Wednesday, November 14, 2012

Glaukopis

And in doing this we have first to note the meaning of the principal epithet applied to Athena, “Glaukopis,” “with eyes full of light,” the first syllable being connected, by its root, with words signifying sight, not with words signifying colour. As far as I can trace the colour perception of the Greeks, I find it all founded primarily on the degree of connection between colour and light; the most important fact to them in the colour of red being its connection with fire and sunshine; so that “purple” is, in its original sense, “fire-colour,” and the scarlet, or orange, of dawn, more than any other, fire-colour. I was long puzzled by Homer’s calling the sea purple; and misled into thinking he meant the colour of cloud shadows on green sea; whereas he really means the gleaming blaze of the waves under wide light. Aristotle’s idea (partly true) is that light, subdued by blackness, becomes red; and blackness heated or lighted, also becomes red. Thus, a colour may be called purple because it is light subdued (and so death is called “purple” or “shadowy” death); or else it may be called purple as being shade kindled with fire, and thus said of the lighted sea; or even of the sun itself, when it is thought of as a red luminary opposed to the whiteness of the moon: “purpureos inter soles, et candida lunæ sidera”; or of golden hair: “pro purpureo pœnam solvens scelerata capillo”; while both ideas are modified by the influence of an earlier form of the word, which has nothing to do with fire at all, but only with mixing or staining; and then, to make the whole group of thoughts inextricably complex, yet rich and subtle in proportion to their intricacy, the various rose and crimson colours of the murex-dye,—the crimson and purple of the poppy, and fruit of the palm—and the association of all these with the hue of blood;—partly direct, partly through a confusion between the word signifying “slaughter” and “palm-fruit colour,” mingle themselves in, and renew the whole nature of the old word; so that, in later literature, it means a different colour, or emotion of colour, in almost every place where it occurs: and casts around for ever the reflection of all that has been dipped in its dyes.

92. So that the word is really a liquid prism, and stream of opal. And then, last of all, to keep the whole history of it in the fantastic course of a dream, warped here and there into wild grotesque, we moderns, who have preferred to rule over coal-mines instead of the sea (and so have turned the everlasting lamp of Athena into a Davy’s safety-lamp in the hand of Britannia, and Athenian heavenly lightning into British subterranean “damp”), have actually got our purple out of coal instead of the sea! And thus, grotesquely, we have had enforced on us the doubt that held the old word between blackness and fire, and have completed the shadow, and the fear of it, by giving it a name from battle, “Magenta.”
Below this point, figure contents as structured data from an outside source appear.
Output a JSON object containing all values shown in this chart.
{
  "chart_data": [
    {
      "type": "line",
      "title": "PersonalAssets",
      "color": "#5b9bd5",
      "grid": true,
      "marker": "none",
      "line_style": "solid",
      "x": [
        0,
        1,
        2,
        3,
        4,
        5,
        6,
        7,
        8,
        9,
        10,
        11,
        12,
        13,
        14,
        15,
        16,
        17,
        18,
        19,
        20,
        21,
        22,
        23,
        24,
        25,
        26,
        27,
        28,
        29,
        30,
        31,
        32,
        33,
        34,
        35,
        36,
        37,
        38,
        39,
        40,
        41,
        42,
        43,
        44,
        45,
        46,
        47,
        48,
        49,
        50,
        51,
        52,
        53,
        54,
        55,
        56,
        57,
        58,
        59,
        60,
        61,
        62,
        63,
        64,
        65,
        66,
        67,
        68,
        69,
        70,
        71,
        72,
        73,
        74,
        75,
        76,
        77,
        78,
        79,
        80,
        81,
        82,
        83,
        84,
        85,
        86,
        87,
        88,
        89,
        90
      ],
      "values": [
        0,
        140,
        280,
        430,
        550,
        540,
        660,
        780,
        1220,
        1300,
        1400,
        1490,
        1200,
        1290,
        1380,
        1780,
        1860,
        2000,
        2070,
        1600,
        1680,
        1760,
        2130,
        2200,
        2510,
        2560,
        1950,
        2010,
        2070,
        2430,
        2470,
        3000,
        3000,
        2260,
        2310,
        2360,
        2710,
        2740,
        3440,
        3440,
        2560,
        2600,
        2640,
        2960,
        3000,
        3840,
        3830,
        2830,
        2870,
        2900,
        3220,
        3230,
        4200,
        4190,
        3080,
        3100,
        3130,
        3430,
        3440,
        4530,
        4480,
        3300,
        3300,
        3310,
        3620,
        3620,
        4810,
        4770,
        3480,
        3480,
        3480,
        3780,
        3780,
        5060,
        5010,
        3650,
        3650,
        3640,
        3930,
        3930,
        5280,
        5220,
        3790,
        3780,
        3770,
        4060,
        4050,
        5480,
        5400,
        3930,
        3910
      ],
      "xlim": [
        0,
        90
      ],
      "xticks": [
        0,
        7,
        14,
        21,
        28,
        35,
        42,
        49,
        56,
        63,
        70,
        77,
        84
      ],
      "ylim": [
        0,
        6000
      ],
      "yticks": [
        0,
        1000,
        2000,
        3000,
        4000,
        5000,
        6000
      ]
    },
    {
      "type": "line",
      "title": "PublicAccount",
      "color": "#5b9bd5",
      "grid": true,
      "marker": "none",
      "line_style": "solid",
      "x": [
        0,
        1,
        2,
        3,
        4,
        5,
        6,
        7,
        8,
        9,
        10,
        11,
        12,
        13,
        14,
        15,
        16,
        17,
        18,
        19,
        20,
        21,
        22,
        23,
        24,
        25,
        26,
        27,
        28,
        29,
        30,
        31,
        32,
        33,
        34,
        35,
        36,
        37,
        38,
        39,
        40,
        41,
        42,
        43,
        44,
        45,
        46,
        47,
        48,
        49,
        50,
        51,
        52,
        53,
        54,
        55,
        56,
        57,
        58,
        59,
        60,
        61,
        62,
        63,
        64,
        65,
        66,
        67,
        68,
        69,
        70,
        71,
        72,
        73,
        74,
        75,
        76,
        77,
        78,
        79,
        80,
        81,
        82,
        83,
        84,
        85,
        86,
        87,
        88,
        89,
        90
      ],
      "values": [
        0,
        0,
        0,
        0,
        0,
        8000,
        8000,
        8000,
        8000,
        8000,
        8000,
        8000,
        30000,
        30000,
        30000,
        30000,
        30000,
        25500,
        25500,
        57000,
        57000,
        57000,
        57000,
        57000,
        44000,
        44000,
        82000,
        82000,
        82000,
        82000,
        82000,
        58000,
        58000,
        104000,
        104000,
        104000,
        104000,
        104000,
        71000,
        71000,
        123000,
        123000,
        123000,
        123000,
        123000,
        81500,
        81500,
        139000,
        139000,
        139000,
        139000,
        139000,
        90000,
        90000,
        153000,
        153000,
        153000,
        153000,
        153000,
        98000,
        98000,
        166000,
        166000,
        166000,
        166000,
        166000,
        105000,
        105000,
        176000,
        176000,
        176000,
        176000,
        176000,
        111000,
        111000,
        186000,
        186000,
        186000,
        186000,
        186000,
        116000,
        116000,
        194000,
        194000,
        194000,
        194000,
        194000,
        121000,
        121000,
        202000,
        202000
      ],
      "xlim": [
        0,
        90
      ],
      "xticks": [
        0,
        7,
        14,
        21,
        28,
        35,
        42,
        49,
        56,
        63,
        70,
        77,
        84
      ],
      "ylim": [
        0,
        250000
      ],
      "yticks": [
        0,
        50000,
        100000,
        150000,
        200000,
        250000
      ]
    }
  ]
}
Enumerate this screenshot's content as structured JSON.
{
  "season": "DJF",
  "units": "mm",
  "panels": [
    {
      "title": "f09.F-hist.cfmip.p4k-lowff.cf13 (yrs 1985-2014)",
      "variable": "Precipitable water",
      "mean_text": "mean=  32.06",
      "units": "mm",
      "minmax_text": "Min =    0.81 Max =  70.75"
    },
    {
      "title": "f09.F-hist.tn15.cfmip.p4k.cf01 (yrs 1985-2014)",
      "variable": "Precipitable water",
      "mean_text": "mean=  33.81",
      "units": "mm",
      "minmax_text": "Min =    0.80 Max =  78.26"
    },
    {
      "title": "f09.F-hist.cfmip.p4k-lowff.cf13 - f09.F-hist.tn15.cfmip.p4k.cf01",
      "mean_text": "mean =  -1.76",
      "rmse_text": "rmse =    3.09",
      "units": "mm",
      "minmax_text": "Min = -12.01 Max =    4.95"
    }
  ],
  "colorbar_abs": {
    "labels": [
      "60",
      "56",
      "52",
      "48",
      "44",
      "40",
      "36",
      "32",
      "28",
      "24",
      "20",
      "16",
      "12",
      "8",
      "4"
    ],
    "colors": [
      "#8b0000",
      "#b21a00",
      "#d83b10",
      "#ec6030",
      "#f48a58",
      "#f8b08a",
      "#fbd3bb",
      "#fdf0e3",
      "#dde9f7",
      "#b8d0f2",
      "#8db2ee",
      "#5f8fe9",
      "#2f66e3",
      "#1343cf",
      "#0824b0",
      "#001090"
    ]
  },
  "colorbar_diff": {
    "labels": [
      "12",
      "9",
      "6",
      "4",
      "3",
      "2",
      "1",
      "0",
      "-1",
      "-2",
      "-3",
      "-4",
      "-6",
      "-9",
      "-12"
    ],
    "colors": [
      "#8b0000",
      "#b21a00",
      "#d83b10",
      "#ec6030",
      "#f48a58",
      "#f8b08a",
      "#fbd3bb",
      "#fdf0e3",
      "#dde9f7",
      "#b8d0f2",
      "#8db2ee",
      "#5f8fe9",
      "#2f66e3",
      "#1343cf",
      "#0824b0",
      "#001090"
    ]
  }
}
93. There is precisely a similar confusion between light and colour in the word used for the blue of the eyes of Athena—a noble confusion, however, brought about by the intensity of the Greek sense that the heaven is light, more than that it is blue. I was not thinking of this when I wrote, in speaking of pictorial chiaroscuro, “The sky is not blue colour merely: it is blue fire, and cannot be painted” (Mod. P., iv. p. 361); but it was this that the Greeks chiefly felt of it, and so “Glaukopis” chiefly means grey-eyed: grey standing for a pale or luminous blue; but it only means “owl-eyed” in thought of the roundness and expansion, not from the colour; this breadth and brightness being, again, in their moral sense, typical of the breadth, intensity, and singleness of the sight in prudence (“if thine eye be single, thy whole body shall be full of light”2). Then the actual power of the bird to see in twilight enters into the type, and perhaps its general fineness of sense. “Before the human form was adopted, her (Athena’s) proper symbol was the owl, a bird which seems to surpass all other creatures in acuteness of organic perception, its eye being calculated to observe objects which to all others are enveloped in darkness, its ear to hear sounds distinctly, and its nostrils to discriminate effluvia with such nicety that it has been deemed prophetic, from discovering the putridity of death even in the first stages of disease.”

I cannot find anywhere an account of the first known occurrence of the type; but, in the early ones on Attic coins, the wide round eyes are clearly the principal things to be made manifest.